つい先日、AT(Appalachian Trail)で大きな事件が起きた。ハイカー4人が襲われ、うち2人がナイフで刺され、1人が死亡するといったいわば殺人事件である。場所はGeorge Washington & Jefferson NFというからVirginia南部、West Virginia との州境に近いあたりと思われる。 事件があったのが5/10日金曜の夜から5/11日土曜の朝にかけてというからたくさんのNorth boundのthru hikersがそのあたりを通る時期である。 犯人とみられる男は4人組のhikerに近づいてきて、夜テント越しにガソリンをかけて焼き殺してやると脅したという。 慌てたhiker達は逃げ出したのだが、犯人はナイフを振り回しながら追いかけてくる。
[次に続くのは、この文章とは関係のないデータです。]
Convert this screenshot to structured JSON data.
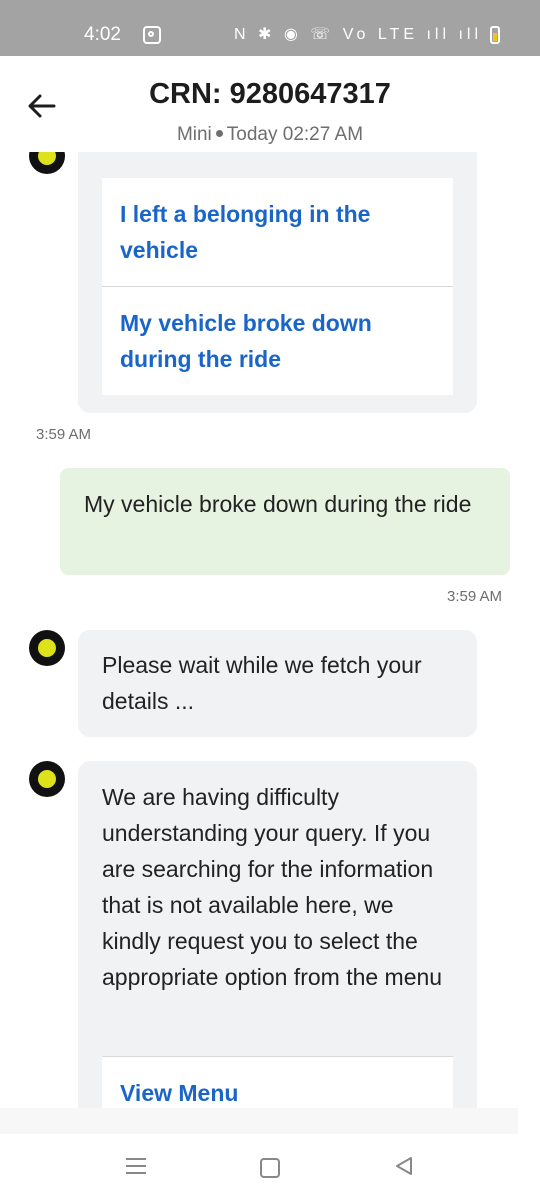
{
  "status_bar": {
    "time": "4:02",
    "icons_text": "N ✱ ◉ ☏ Vo LTE ıll ıll"
  },
  "header": {
    "title": "CRN: 9280647317",
    "vehicle": "Mini",
    "datetime": "Today 02:27 AM"
  },
  "messages": {
    "options_block": {
      "options": [
        "I left a belonging in the vehicle",
        "My vehicle broke down during the ride"
      ],
      "time": "3:59 AM"
    },
    "user_reply": {
      "text": "My vehicle broke down during the ride",
      "time": "3:59 AM"
    },
    "bot_wait": {
      "text": "Please wait while we fetch your details ..."
    },
    "bot_difficulty": {
      "text": "We are having difficulty understanding your query. If you are searching for the information that is not available here, we kindly request you to select the appropriate option from the menu",
      "button": "View Menu"
    }
  },
  "colors": {
    "link": "#1a66c8",
    "user_bubble": "#e7f3e1",
    "bot_bubble": "#f1f2f4",
    "avatar_dot": "#dde21a"
  }
}
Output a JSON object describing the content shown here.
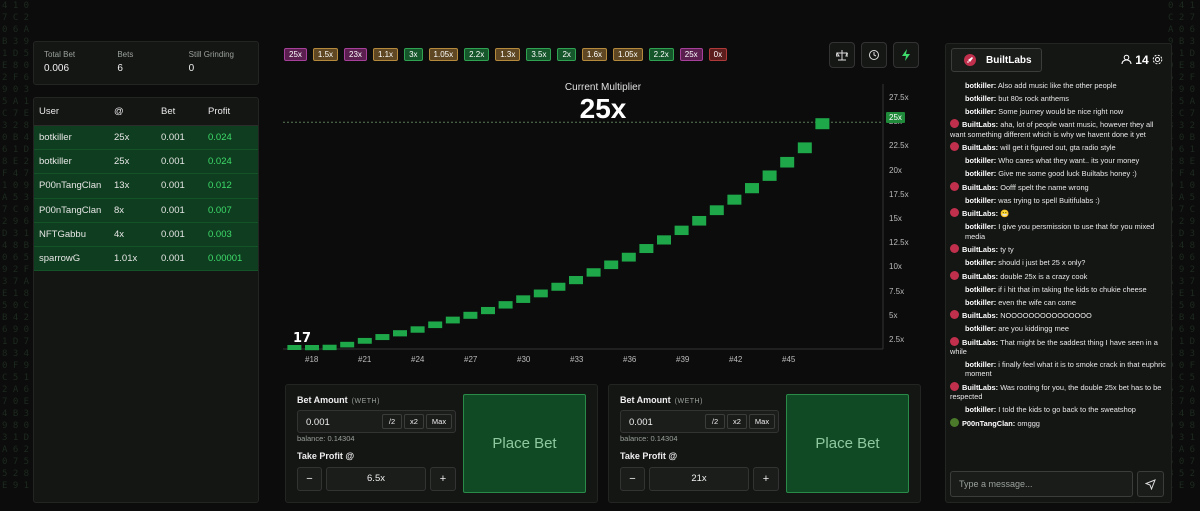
{
  "stats": {
    "total_bet_label": "Total Bet",
    "total_bet_value": "0.006",
    "bets_label": "Bets",
    "bets_value": "6",
    "grinding_label": "Still Grinding",
    "grinding_value": "0"
  },
  "bets_table": {
    "headers": [
      "User",
      "@",
      "Bet",
      "Profit"
    ],
    "rows": [
      {
        "user": "botkiller",
        "at": "25x",
        "bet": "0.001",
        "profit": "0.024"
      },
      {
        "user": "botkiller",
        "at": "25x",
        "bet": "0.001",
        "profit": "0.024"
      },
      {
        "user": "P00nTangClan",
        "at": "13x",
        "bet": "0.001",
        "profit": "0.012"
      },
      {
        "user": "P00nTangClan",
        "at": "8x",
        "bet": "0.001",
        "profit": "0.007"
      },
      {
        "user": "NFTGabbu",
        "at": "4x",
        "bet": "0.001",
        "profit": "0.003"
      },
      {
        "user": "sparrowG",
        "at": "1.01x",
        "bet": "0.001",
        "profit": "0.00001"
      }
    ]
  },
  "history_pills": [
    {
      "label": "25x",
      "color": "purple"
    },
    {
      "label": "1.5x",
      "color": "brown"
    },
    {
      "label": "23x",
      "color": "purple"
    },
    {
      "label": "1.1x",
      "color": "brown"
    },
    {
      "label": "3x",
      "color": "green"
    },
    {
      "label": "1.05x",
      "color": "brown"
    },
    {
      "label": "2.2x",
      "color": "green"
    },
    {
      "label": "1.3x",
      "color": "brown"
    },
    {
      "label": "3.5x",
      "color": "green"
    },
    {
      "label": "2x",
      "color": "green"
    },
    {
      "label": "1.6x",
      "color": "brown"
    },
    {
      "label": "1.05x",
      "color": "brown"
    },
    {
      "label": "2.2x",
      "color": "green"
    },
    {
      "label": "25x",
      "color": "purple"
    },
    {
      "label": "0x",
      "color": "red"
    }
  ],
  "tools": {
    "balance_icon": "scale-icon",
    "history_icon": "history-icon",
    "turbo_icon": "lightning-icon"
  },
  "chart": {
    "title": "Current Multiplier",
    "multiplier": "25x",
    "current_tag": "25x"
  },
  "chart_data": {
    "type": "line",
    "title": "Current Multiplier",
    "x_ticks": [
      "#18",
      "#21",
      "#24",
      "#27",
      "#30",
      "#33",
      "#36",
      "#39",
      "#42",
      "#45"
    ],
    "y_ticks": [
      "27.5x",
      "25x",
      "22.5x",
      "20x",
      "17.5x",
      "15x",
      "12.5x",
      "10x",
      "7.5x",
      "5x",
      "2.5x"
    ],
    "ylim": [
      2.5,
      27.5
    ],
    "series": [
      {
        "x": [
          17,
          18,
          19,
          20,
          21,
          22,
          23,
          24,
          25,
          26,
          27,
          28,
          29,
          30,
          31,
          32,
          33,
          34,
          35,
          36,
          37,
          38,
          39,
          40,
          41,
          42,
          43,
          44,
          45,
          46,
          47
        ],
        "values": [
          1.0,
          1.3,
          1.6,
          1.9,
          2.3,
          2.7,
          3.1,
          3.5,
          4.0,
          4.5,
          5.0,
          5.5,
          6.1,
          6.7,
          7.3,
          8.0,
          8.7,
          9.5,
          10.3,
          11.1,
          12.0,
          12.9,
          13.9,
          14.9,
          16.0,
          17.1,
          18.3,
          19.6,
          21.0,
          22.5,
          25.0
        ]
      }
    ],
    "grid": false,
    "color": "#1fa84a"
  },
  "bet_panels": [
    {
      "amount_label": "Bet Amount",
      "token": "(WETH)",
      "amount": "0.001",
      "half": "/2",
      "double": "x2",
      "max": "Max",
      "balance": "balance: 0.14304",
      "tp_label": "Take Profit @",
      "minus": "−",
      "tp_value": "6.5x",
      "plus": "+",
      "place": "Place Bet"
    },
    {
      "amount_label": "Bet Amount",
      "token": "(WETH)",
      "amount": "0.001",
      "half": "/2",
      "double": "x2",
      "max": "Max",
      "balance": "balance: 0.14304",
      "tp_label": "Take Profit @",
      "minus": "−",
      "tp_value": "21x",
      "plus": "+",
      "place": "Place Bet"
    }
  ],
  "chat": {
    "brand": "BuiltLabs",
    "online": "14",
    "placeholder": "Type a message...",
    "messages": [
      {
        "name": "botkiller:",
        "text": "Also add music like the other people",
        "avatar": false
      },
      {
        "name": "botkiller:",
        "text": "but 80s  rock anthems",
        "avatar": false
      },
      {
        "name": "botkiller:",
        "text": "Some journey would be nice right now",
        "avatar": false
      },
      {
        "name": "BuiltLabs:",
        "text": "aha, lot of people want music, however they all want something different which is why we havent done it yet",
        "avatar": true
      },
      {
        "name": "BuiltLabs:",
        "text": "will get it figured out, gta radio style",
        "avatar": true
      },
      {
        "name": "botkiller:",
        "text": "Who cares what they want.. its your money",
        "avatar": false
      },
      {
        "name": "botkiller:",
        "text": "Give me some good luck Builtabs honey :)",
        "avatar": false
      },
      {
        "name": "BuiltLabs:",
        "text": "Oofff spelt the name wrong",
        "avatar": true
      },
      {
        "name": "botkiller:",
        "text": "was trying to spell Buitifulabs :)",
        "avatar": false
      },
      {
        "name": "BuiltLabs:",
        "text": "😬",
        "avatar": true
      },
      {
        "name": "botkiller:",
        "text": "I give you persmission to use that for you mixed media",
        "avatar": false
      },
      {
        "name": "BuiltLabs:",
        "text": "ty ty",
        "avatar": true
      },
      {
        "name": "botkiller:",
        "text": "should i just bet 25 x only?",
        "avatar": false
      },
      {
        "name": "BuiltLabs:",
        "text": "double 25x is a crazy cook",
        "avatar": true
      },
      {
        "name": "botkiller:",
        "text": "if i hit that im taking the kids to chukie cheese",
        "avatar": false
      },
      {
        "name": "botkiller:",
        "text": "even the wife can come",
        "avatar": false
      },
      {
        "name": "BuiltLabs:",
        "text": "NOOOOOOOOOOOOOOO",
        "avatar": true
      },
      {
        "name": "botkiller:",
        "text": "are you kiddingg mee",
        "avatar": false
      },
      {
        "name": "BuiltLabs:",
        "text": "That might be the saddest thing I have seen in a while",
        "avatar": true
      },
      {
        "name": "botkiller:",
        "text": "i finally feel what it is to smoke crack in that euphric moment",
        "avatar": false
      },
      {
        "name": "BuiltLabs:",
        "text": "Was rooting for you, the double 25x bet has to be respected",
        "avatar": true
      },
      {
        "name": "botkiller:",
        "text": "I told the kids to go back to the sweatshop",
        "avatar": false
      },
      {
        "name": "P00nTangClan:",
        "text": "omggg",
        "avatar": true,
        "green": true
      }
    ]
  }
}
2人ずつばらばらの方向に逃げたため、2人はにげられたがもうひとつの男女の二人組は犯人につかまった。 男性の方がナイフで数回さされ倒れるのを見て、女性はさらに逃げたが疲れ果てて捕まってしまった。 犯人は女性の方にもナイフを突き立てた。 女性は刺されたところでとっさに地面に倒れ死んだまねをしたところ、幸運なことに犯人はそのまま立ち去ったという。 犯人がいなくなったのを見て女性は山を下り、その途中他の2人のhikerに会うことができ、彼らに助けらながら6マイルほど歩きようやく電話のできるところにたどり着くことができた。 ちなみに犯人の男はtrail name “Soverign” (国王、君主)と名乗ったそうだ。 犯人は4月にもTennesseeでHikerを脅すという事件を起こしていたが、その件については保釈になっており今回の犯行につながってしまったようだ。 通報後犯人は今回はしっかりと捕まったようで一件落着ではあるのだが、まあなんとも13日の金曜日が現実化したような事件で非常に怖い。
というわけでhikerとしていくつか気をつけなければいけないことが改めて浮き彫りになったと思う。
・よく言われることだが、trail上で一番怖いのはクマでもハチでも雷でもなく、人間で有ること。
最近は一昔前よりも治安が良くなったし、何の危険な目にも合わずに無事旅行などから帰って来る方がmajorityになってきたのでアメリカの危険性が軽視されている傾向にあると思う。 人がいないtrailは基本outdoorの知識を十分に持った方にはこの上なく安全なところであるが、人がいれば話は別なのだ。 アジア人などを嫌う白人さんもいっぱいいるし友好的な人ばかり・理性的で議論が通じる人ばかりではないということは少し頭においておく必要があるだろう
・ATやPCT等hike人口が増えるに連れ今後似たような事件が起こることが予想されること。
コピーキャットの犯罪はこのインターネット時代、頻繁に起きるようになったし、人が増えるということは犯罪者が狙う余地ができたということといえる。 実際に4月にTennesseeで、5月にVirginiaで事件を起こしたり、Trail Nameを名乗るなど犯人はAT上のhikerの動向を把握した上で犯行に及んでいる。 死んだまねをして助かったというところがNewsネタになったんだと思うが犯人の嗜好次第で結果は変わっていたので死んたマネが人間に対して有効だというわけではないが、ただ、被害者の方も逃げ続けて疲れて捕まってしまったわけで無駄な抵抗したりするよりは良い選択だったのであろう。
私も実は今月始めにGreat Smokey Mountains NP(Tenessee-North Carolina)でATを一部歩いてきた。 Thru Hikerとしてあのまま歩き続けていたら事件現場付近にちょうど差し掛かる頃だったかもしれない。 もちろん元々今年thruを実施するつもりもなかったが、個人的には人口密度の異常に高いATに嫌気がさして時間があったとしても続ける気はなかったのであるが・・・
北のBig South forkやDaniel Boon NFのほうがひっそりと幾分かは安全に素敵なhikeができそうだ。
いずれにせよ過剰な警戒は旅をつまらなくしてしまうとはいえ、ある程度の警戒は必要なのである。